Los oficiales no consideraron la repatriación. No había dinero para el funeral. No teníamos familiares que ayudaran. Pero eso no importaba: mi idea no era ir y quedarme. Yo, como dije, ya sabía a lo que iba. Era ir, pedir asilo, decir que vengo huyendo del pueblo, recuperar el cuerpo de mi marido y regresar con él cuando me deportaran. Y así fue. Me lo entregaron como esperé: hecho polvo en una caja sin nombre. Era todo lo que necesitaba.
“Sólo Dios sabe por qué pasan las cosas”, me había dicho Lola la primera vez que le hablé de Adón. “Van a estar juntos de nuevo”, siguió diciendo, “algún día, vas a ver que así será”.
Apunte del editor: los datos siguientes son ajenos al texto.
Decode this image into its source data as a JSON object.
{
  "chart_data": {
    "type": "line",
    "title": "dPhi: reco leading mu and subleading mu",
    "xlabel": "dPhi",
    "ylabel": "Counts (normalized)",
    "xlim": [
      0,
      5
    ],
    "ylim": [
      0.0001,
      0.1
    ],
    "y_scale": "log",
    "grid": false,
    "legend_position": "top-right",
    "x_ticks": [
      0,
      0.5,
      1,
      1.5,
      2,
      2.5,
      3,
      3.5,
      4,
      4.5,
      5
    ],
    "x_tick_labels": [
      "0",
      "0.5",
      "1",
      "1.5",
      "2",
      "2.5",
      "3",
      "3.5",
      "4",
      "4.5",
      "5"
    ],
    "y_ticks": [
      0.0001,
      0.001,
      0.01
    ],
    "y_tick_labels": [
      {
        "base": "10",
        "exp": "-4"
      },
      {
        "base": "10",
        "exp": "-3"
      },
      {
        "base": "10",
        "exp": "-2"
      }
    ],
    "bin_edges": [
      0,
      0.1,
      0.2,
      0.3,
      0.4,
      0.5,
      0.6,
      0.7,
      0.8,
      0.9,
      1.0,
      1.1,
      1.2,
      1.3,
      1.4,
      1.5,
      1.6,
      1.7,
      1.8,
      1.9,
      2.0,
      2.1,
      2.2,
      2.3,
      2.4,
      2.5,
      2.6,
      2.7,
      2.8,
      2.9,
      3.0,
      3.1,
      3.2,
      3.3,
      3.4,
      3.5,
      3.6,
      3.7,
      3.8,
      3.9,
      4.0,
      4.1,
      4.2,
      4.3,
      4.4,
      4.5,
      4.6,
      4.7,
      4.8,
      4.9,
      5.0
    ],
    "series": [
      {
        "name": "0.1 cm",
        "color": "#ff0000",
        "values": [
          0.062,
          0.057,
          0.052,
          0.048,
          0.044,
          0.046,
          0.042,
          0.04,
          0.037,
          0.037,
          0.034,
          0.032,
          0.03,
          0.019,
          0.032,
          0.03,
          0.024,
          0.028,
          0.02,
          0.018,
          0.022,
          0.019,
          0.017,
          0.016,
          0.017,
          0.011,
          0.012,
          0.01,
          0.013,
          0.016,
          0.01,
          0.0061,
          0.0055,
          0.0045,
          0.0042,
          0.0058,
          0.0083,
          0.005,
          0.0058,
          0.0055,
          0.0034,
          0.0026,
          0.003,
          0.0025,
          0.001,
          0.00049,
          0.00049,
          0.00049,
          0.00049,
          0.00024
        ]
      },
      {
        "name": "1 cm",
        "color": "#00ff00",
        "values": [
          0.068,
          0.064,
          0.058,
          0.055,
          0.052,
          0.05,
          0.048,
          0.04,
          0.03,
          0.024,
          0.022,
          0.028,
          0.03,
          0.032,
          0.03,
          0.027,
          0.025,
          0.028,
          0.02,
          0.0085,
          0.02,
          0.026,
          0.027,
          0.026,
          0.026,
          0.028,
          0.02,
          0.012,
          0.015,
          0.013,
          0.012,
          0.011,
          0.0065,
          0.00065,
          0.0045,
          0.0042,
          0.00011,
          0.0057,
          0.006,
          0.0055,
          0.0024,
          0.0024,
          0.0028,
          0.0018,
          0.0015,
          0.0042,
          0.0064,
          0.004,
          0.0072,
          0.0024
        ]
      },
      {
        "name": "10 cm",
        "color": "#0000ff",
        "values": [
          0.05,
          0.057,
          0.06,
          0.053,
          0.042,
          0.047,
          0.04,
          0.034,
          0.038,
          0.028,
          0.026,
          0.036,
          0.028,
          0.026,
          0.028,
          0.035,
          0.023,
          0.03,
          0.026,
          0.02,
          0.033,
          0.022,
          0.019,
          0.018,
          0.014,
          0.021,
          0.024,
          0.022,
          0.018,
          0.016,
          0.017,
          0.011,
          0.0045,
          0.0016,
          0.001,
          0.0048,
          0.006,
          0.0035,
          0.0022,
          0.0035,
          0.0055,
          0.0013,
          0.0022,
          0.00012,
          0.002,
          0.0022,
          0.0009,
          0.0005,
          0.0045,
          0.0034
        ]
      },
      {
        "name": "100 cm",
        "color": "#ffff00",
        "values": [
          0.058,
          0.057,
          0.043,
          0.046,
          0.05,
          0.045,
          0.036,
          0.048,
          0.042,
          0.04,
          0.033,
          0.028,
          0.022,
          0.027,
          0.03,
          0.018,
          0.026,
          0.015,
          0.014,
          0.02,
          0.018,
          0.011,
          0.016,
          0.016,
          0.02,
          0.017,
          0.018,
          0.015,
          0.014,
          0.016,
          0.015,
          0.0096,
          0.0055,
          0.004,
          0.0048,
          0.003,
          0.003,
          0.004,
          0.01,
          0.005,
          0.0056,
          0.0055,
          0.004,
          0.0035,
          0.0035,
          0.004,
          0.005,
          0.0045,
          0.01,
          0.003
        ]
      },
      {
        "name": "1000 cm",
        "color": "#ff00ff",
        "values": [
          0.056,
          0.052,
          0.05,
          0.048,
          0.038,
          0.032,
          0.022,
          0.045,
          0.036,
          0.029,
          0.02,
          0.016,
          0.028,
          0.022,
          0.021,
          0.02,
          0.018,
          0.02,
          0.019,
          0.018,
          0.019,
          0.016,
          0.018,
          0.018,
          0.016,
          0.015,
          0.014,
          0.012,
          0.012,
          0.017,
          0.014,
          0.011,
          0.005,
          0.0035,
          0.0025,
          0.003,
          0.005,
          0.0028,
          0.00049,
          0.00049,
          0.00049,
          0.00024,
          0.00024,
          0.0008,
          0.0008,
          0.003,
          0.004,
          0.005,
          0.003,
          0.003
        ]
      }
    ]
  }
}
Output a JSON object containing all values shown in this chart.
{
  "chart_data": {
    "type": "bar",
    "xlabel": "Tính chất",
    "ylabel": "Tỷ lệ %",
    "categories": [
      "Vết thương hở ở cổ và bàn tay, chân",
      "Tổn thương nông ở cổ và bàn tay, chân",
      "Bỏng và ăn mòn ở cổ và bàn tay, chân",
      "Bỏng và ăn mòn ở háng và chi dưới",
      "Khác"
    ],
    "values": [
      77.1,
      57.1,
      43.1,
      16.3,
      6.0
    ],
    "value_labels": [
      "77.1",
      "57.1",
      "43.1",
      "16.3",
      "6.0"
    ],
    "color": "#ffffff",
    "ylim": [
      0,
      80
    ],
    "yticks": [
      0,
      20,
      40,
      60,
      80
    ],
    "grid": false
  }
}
Al esparcir las cenizas de Adón en las sombras de su árbol en el parque, comencé a bailar nuestro baile a la inversa. Cuidadosamente entré al umbral. Descalzos, esta vez mis pies se fueron directo hacia la luz en lugar de las sombras. Aún de día, comenzó a llover. Una tierra dulce y refrescante abrazó mis pies desnudos. Se habían terminado todos mis velos.
Entonces vi que las cenizas comenzaron a cobrar vida cuando cayó la lluvia sobre la tierra.